If I'm connecting two things from different power domains, I like to use gates (or level shifters, if necessary) that are designed for the task. These will keep stray currents from causing electromigration problems when one is powered on and the other is powered off, and some of these are very fast, over 100 MB/s.
That shouldn't happen unless the LED is driven near the top of its current rating, which shouldn't be necessary unless you're pushing the limits of its rise/fall times (in which case a different part would be advisable as you say).
A random app note shows 95% of initial current transfer ratio after 25 years at If = 5 mA, and depending on the necessary bit rate we could probably design for at least 2x initial margin on that CTR. Such a design would last effectively forever.
https://www.we-online.com/catalog/media/o303314v410%20ANO006...
I think the galvanic isolation is mostly a feelgood here, allowing people to say it's "air-gapped" even though that's not directly relevant (since Wi-Fi is also "air-gapped"). A simple gate or level shifter can also enforce unidirectional data flow as you say.
> which shouldn't be necessary unless you're pushing the limits of its rise/fall times
Right, I should have clarified this. To make them go fast, you can often use more power (to a point), and that can shorten the LED lifespan. (To be fair, there are techniques to give you a bit faster speed without making them too bright, like pulse-shaping, but it didn't appear anything that fancy was going on there.)

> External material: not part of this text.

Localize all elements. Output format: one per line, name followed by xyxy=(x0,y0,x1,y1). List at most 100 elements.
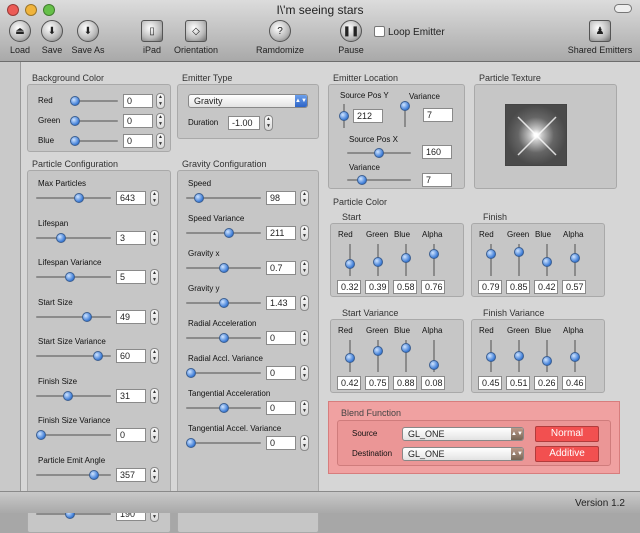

And, unfortunately, "fast" for the optoisolator isn't very, in any case. The cut-off frequency for the first datasheet I found corresponding to that app note was 80 KHz.
> I think the galvanic isolation is mostly a feelgood here,
And...
I don't get this.
If it does nothing useful, why bother?
IMO, the primary good use for an optoisolator these days is either for something analog-ish like the feedback for a switch mode power supply, or for when you're breadboarding something with really high voltages and don't want to bother with SMT devices.
That said, I believe optical isolation is typical for these "data diode" applications, even between two computers in the same rack. I don't think it provides any security benefit, but it's cheap and customers expect it; so there's no commercial incentive to do anything else.
Gut feeling tells me there is a way, if you use way more power than normal for this :). Much like with making speakers receive sound (you need to amplify the received signal afterwards) and making microphones produce it.
But it doesn't really matter whether or not you can reverse the analog signal flow, if the digital side treats the I/O pins as unidirectional.
The threat model where you use a data diode presumes an adversary might totally compromise the sending side - the guarantee you're trying to add is that whatever malware they push down the line has no ability to exfiltrate data regardless of how compromised it is.
It may be possible to increase the bandwidth by increasing the sample rate on both ends, but this quickly leaves the realm of consumer audio equipment (and consumer pricing). At some point you'd exceed the reasonable frequency responses for each device, as well as the medium. I imagine that air attenuates ultrasonic frequencies more than lower ones, but that's just a guess.